Le vieux Lutas venait d’écarter le rocher;
Et, descendant au fond du puits, par la poterne,
Il dit: «Rausdorf! Jurez, avant de vous cacher
Aux yeux de vos vainqueurs, dans l’obscure caverne,
Que vous ne trahirez jamais le grand secret
Du conduit souterrain qui mène à la rivière.
Vous la traverserez en barque. En un bosquet,
Au-delà du Niémen, vous attend, en mystère,
Un cheval sur lequel vous pourrez revenir
Chez vous. Prêtez serment d’abord, qu’à l’avenir,
Vous ne révélerez ce chemin à personne...»
«Je jure sur le Christ et sur notre Madone,
Reprit alors le page, en élevant la voix,
De garder le secret. Eglé, belle princesse!
Daignez, en souvenir, accepter cette croix,
L’image de mon dieu, garant de ma promesse...
Et ne m’oubliez pas!» Puis, en baissant le front,
Il entre, avec Lutas, dans le gouffre profond.

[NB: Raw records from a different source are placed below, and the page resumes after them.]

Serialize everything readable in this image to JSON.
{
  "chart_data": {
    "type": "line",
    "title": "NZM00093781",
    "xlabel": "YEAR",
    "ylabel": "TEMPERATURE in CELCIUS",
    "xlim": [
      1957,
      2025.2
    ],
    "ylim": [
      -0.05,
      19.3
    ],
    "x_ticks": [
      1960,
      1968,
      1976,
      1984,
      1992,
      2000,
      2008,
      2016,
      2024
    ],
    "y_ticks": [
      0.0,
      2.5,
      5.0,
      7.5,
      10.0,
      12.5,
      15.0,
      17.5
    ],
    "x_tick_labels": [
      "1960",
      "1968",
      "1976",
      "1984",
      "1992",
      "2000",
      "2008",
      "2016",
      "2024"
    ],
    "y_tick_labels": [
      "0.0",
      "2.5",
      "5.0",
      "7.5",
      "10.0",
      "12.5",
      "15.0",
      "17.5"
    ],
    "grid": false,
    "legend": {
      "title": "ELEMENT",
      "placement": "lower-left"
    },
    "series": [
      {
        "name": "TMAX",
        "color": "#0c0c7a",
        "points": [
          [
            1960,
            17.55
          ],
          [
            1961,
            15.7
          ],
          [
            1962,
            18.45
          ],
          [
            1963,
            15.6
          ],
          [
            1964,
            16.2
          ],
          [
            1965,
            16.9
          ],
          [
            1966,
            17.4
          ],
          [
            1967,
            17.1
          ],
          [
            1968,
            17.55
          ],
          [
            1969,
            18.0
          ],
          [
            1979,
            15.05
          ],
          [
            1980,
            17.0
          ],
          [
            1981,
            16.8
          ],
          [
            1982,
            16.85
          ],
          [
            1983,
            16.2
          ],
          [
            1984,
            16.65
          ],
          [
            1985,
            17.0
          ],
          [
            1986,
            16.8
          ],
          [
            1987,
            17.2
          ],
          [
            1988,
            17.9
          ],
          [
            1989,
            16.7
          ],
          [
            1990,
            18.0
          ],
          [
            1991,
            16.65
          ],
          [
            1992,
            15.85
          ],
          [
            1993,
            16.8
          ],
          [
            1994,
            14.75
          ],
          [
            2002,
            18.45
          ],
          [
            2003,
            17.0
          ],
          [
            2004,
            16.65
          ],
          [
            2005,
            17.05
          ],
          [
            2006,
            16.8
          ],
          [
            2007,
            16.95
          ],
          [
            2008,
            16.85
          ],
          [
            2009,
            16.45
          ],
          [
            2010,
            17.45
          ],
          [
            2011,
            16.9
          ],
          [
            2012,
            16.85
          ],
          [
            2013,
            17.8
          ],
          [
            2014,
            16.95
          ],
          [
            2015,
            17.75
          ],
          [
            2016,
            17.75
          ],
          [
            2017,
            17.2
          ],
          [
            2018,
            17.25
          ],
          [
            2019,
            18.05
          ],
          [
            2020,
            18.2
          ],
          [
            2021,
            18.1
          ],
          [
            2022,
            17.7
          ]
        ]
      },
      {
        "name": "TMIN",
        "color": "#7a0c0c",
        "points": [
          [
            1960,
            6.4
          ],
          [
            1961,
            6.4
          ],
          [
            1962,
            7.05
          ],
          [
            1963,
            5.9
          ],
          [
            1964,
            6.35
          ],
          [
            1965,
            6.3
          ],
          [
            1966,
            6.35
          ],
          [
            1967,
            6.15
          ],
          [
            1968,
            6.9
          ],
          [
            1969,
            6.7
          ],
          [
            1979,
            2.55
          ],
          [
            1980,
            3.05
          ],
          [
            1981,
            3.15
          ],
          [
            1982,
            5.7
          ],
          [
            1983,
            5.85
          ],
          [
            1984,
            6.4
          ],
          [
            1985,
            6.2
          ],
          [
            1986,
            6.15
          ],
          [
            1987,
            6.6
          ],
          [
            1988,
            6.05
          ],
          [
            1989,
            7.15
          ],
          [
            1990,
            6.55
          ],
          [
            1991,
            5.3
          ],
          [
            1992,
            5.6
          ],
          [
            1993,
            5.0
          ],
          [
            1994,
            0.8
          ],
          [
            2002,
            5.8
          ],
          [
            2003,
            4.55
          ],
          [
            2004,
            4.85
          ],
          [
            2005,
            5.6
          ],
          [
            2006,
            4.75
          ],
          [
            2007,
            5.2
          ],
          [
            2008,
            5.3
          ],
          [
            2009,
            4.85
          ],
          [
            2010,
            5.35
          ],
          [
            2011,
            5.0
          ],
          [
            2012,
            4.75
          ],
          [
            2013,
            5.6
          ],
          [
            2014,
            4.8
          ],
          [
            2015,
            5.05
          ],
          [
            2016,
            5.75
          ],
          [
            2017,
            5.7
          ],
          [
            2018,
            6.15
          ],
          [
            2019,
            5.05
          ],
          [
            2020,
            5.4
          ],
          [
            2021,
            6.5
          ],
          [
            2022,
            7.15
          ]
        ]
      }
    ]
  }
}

Adossée au grand arbre, Eglé resta pensive,
Supputant les périls de la marche hâtive
De son beau chevalier, par le conduit secret.
Puis, voyant le bateau glisser dans son trajet,

D’un bord du fleuve à l’autre, elle sentit son âme
Ivre de volupté, nager dans le ciel bleu...
Tandis qu’on préparait le sacrifice infâme
A l’autel de Poklus, en attisant le feu.



  1. Pluton, dans la mythologie lithuanienne.
  2. Rivière de la Lithuanie qui se jette dans le Niémen.